Sanpai è l'atto di visitare un santuario o un tempio per pregare. Nei santuari shinto, l'etichetta consueta prevede due inchini, due battiti di mani e un inchino finale (nirei-nihakushu-ichirei).

Cosa significa

Sanpai è l'atto di visitare un santuario o un tempio per rendere omaggio e pregare. Comprende l'intera visita, dal passaggio attraverso il portale esterno o il torii fino al momento in cui ci si ferma davanti alla sala principale per offrire una silenziosa preghiera. Le persone vengono per ringraziare, chiedere salute, buon viaggio o fortuna, o semplicemente per celebrare una stagione come la visita di Capodanno conosciuta come hatsumode.

Una distinzione utile: sanpai descrive l'atto di rendere omaggio, mentre omairi è il termine più quotidiano per indicare la visita in sé. Sanpai è spesso il termine che si trova sui cartelli e nella letteratura dei templi.
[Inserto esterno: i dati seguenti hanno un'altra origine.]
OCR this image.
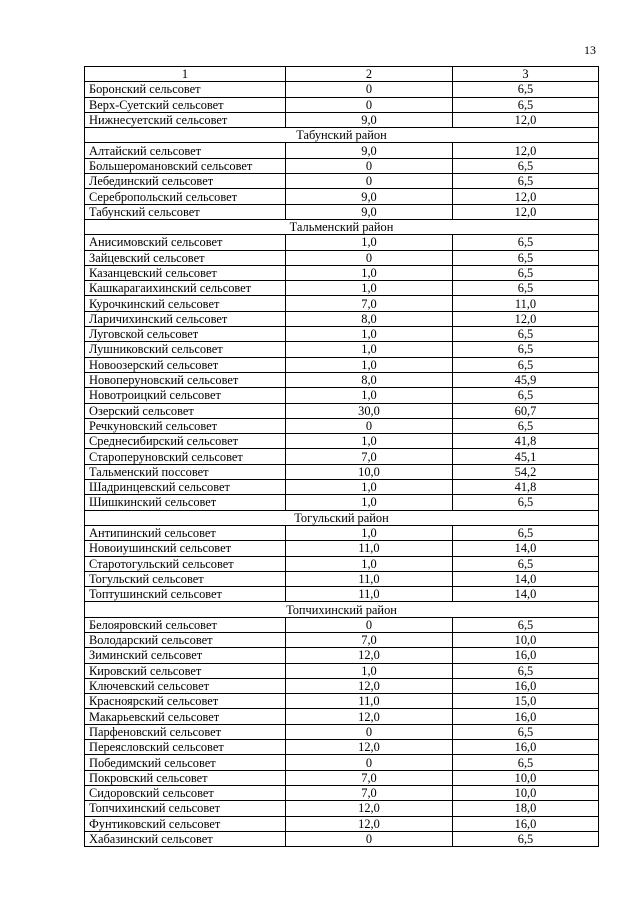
13
1	2	3
Боронский сельсовет	0	6,5
Верх-Суетский сельсовет	0	6,5
Нижнесуетский сельсовет	9,0	12,0
Табунский район		
Алтайский сельсовет	9,0	12,0
Большеромановский сельсовет	0	6,5
Лебединский сельсовет	0	6,5
Серебропольский сельсовет	9,0	12,0
Табунский сельсовет	9,0	12,0
Тальменский район		
Анисимовский сельсовет	1,0	6,5
Зайцевский сельсовет	0	6,5
Казанцевский сельсовет	1,0	6,5
Кашкарагаихинский сельсовет	1,0	6,5
Курочкинский сельсовет	7,0	11,0
Ларичихинский сельсовет	8,0	12,0
Луговской сельсовет	1,0	6,5
Лушниковский сельсовет	1,0	6,5
Новоозерский сельсовет	1,0	6,5
Новоперуновский сельсовет	8,0	45,9
Новотроицкий сельсовет	1,0	6,5
Озерский сельсовет	30,0	60,7
Речкуновский сельсовет	0	6,5
Среднесибирский сельсовет	1,0	41,8
Староперуновский сельсовет	7,0	45,1
Тальменский поссовет	10,0	54,2
Шадринцевский сельсовет	1,0	41,8
Шишкинский сельсовет	1,0	6,5
Тогульский район		
Антипинский сельсовет	1,0	6,5
Новоиушинский сельсовет	11,0	14,0
Старотогульский сельсовет	1,0	6,5
Тогульский сельсовет	11,0	14,0
Топтушинский сельсовет	11,0	14,0
Топчихинский район		
Белояровский сельсовет	0	6,5
Володарский сельсовет	7,0	10,0
Зиминский сельсовет	12,0	16,0
Кировский сельсовет	1,0	6,5
Ключевский сельсовет	12,0	16,0
Красноярский сельсовет	11,0	15,0
Макарьевский сельсовет	12,0	16,0
Парфеновский сельсовет	0	6,5
Переясловский сельсовет	12,0	16,0
Победимский сельсовет	0	6,5
Покровский сельсовет	7,0	10,0
Сидоровский сельсовет	7,0	10,0
Топчихинский сельсовет	12,0	18,0
Фунтиковский сельсовет	12,0	16,0
Хабазинский сельсовет	0	6,5
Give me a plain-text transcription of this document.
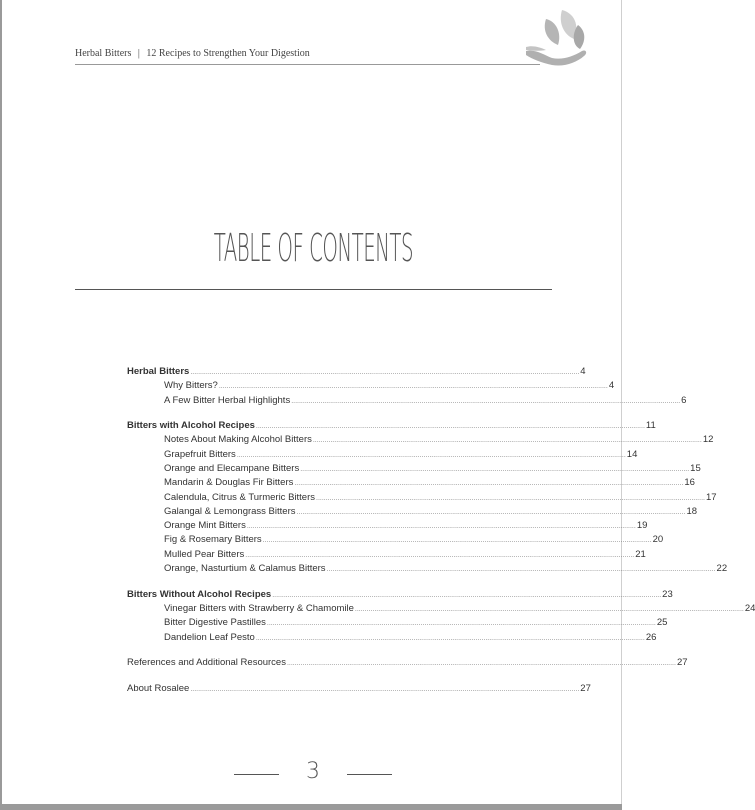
Herbal Bitters | 12 Recipes to Strengthen Your Digestion
TABLE OF CONTENTS
Herbal Bitters ........................................................................................................................................................................................................ 4
Why Bitters? ........................................................................................................................................................................................................ 4
A Few Bitter Herbal Highlights ........................................................................................................................................................................................................ 6
Bitters with Alcohol Recipes ........................................................................................................................................................................................................ 11
Notes About Making Alcohol Bitters ........................................................................................................................................................................................................ 12
Grapefruit Bitters ........................................................................................................................................................................................................ 14
Orange and Elecampane Bitters ........................................................................................................................................................................................................ 15
Mandarin & Douglas Fir Bitters ........................................................................................................................................................................................................ 16
Calendula, Citrus & Turmeric Bitters ........................................................................................................................................................................................................ 17
Galangal & Lemongrass Bitters ........................................................................................................................................................................................................ 18
Orange Mint Bitters ........................................................................................................................................................................................................ 19
Fig & Rosemary Bitters ........................................................................................................................................................................................................ 20
Mulled Pear Bitters ........................................................................................................................................................................................................ 21
Orange, Nasturtium & Calamus Bitters ........................................................................................................................................................................................................ 22
Bitters Without Alcohol Recipes ........................................................................................................................................................................................................ 23
Vinegar Bitters with Strawberry & Chamomile ........................................................................................................................................................................................................ 24
Bitter Digestive Pastilles ........................................................................................................................................................................................................ 25
Dandelion Leaf Pesto ........................................................................................................................................................................................................ 26
References and Additional Resources ........................................................................................................................................................................................................ 27
About Rosalee ........................................................................................................................................................................................................ 27
3
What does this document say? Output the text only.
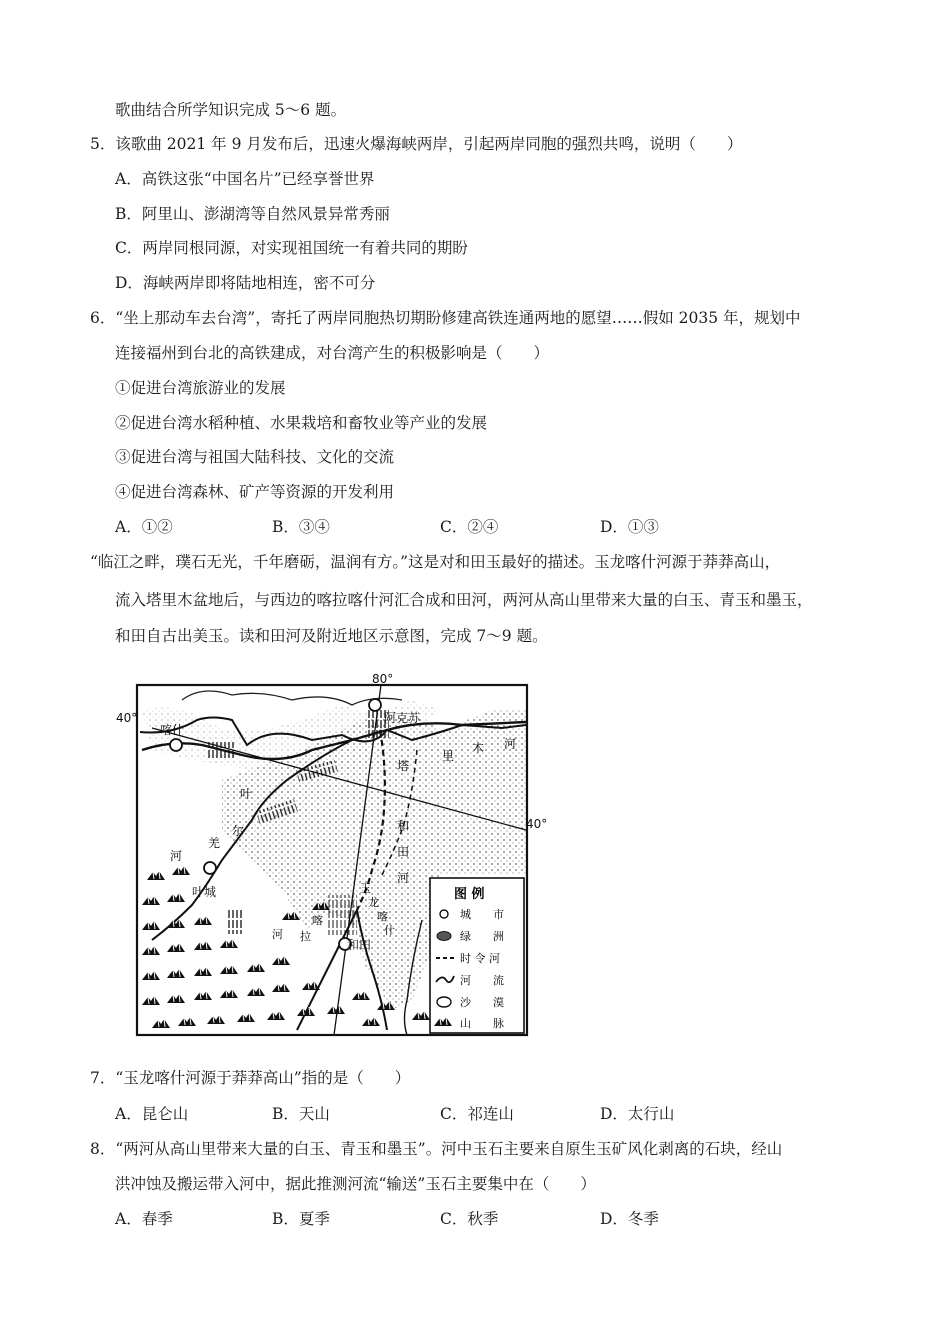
歌曲结合所学知识完成 5～6 题。
5．该歌曲 2021 年 9 月发布后，迅速火爆海峡两岸，引起两岸同胞的强烈共鸣，说明（　　）
A．高铁这张“中国名片”已经享誉世界
B．阿里山、澎湖湾等自然风景异常秀丽
C．两岸同根同源，对实现祖国统一有着共同的期盼
D．海峡两岸即将陆地相连，密不可分
6．“坐上那动车去台湾”，寄托了两岸同胞热切期盼修建高铁连通两地的愿望……假如 2035 年，规划中
连接福州到台北的高铁建成，对台湾产生的积极影响是（　　）
①促进台湾旅游业的发展
②促进台湾水稻种植、水果栽培和畜牧业等产业的发展
③促进台湾与祖国大陆科技、文化的交流
④促进台湾森林、矿产等资源的开发利用
A．①②	B．③④	C．②④	D．①③
“临江之畔，璞石无光，千年磨砺，温润有方。”这是对和田玉最好的描述。玉龙喀什河源于莽莽高山，
流入塔里木盆地后，与西边的喀拉喀什河汇合成和田河，两河从高山里带来大量的白玉、青玉和墨玉，
和田自古出美玉。读和田河及附近地区示意图，完成 7～9 题。
80°
40°
40°
阿克苏
喀什
叶城
和田
塔
里
木 河
叶
尔
羌
河
和
田
河
玉
龙
喀
什
喀
拉
河
图 例
城　　市
绿　　洲
时 令 河
河　　流
沙　　漠
山　　脉
7．“玉龙喀什河源于莽莽高山”指的是（　　）
A．昆仑山	B．天山	C．祁连山	D．太行山
8．“两河从高山里带来大量的白玉、青玉和墨玉”。河中玉石主要来自原生玉矿风化剥离的石块，经山
洪冲蚀及搬运带入河中，据此推测河流“输送”玉石主要集中在（　　）
A．春季	B．夏季	C．秋季	D．冬季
Come si pratica in un santuario

Prima di avvicinarsi alla sala principale, è consuetudine sciacquarsi le mani e la bocca nel padiglione dell'acqua chiamato temizuya. Davanti alla cassetta delle offerte, si getta una moneta e poi si segue l'ordine consueto di due inchini, due battiti di mani e un inchino finale, noto come nirei-nihakushu-ichirei. Ci si inchina profondamente due volte, si batte le mani due volte all'altezza del petto, si tengono le mani giunte per un momento di preghiera, poi ci si inchina ancora una volta. Non è necessario parlare ad alta voce. Alcuni grandi santuari, come Izumo Taisha, prevedono quattro battiti invece di due, quindi vale la pena controllare le indicazioni affisse in loco.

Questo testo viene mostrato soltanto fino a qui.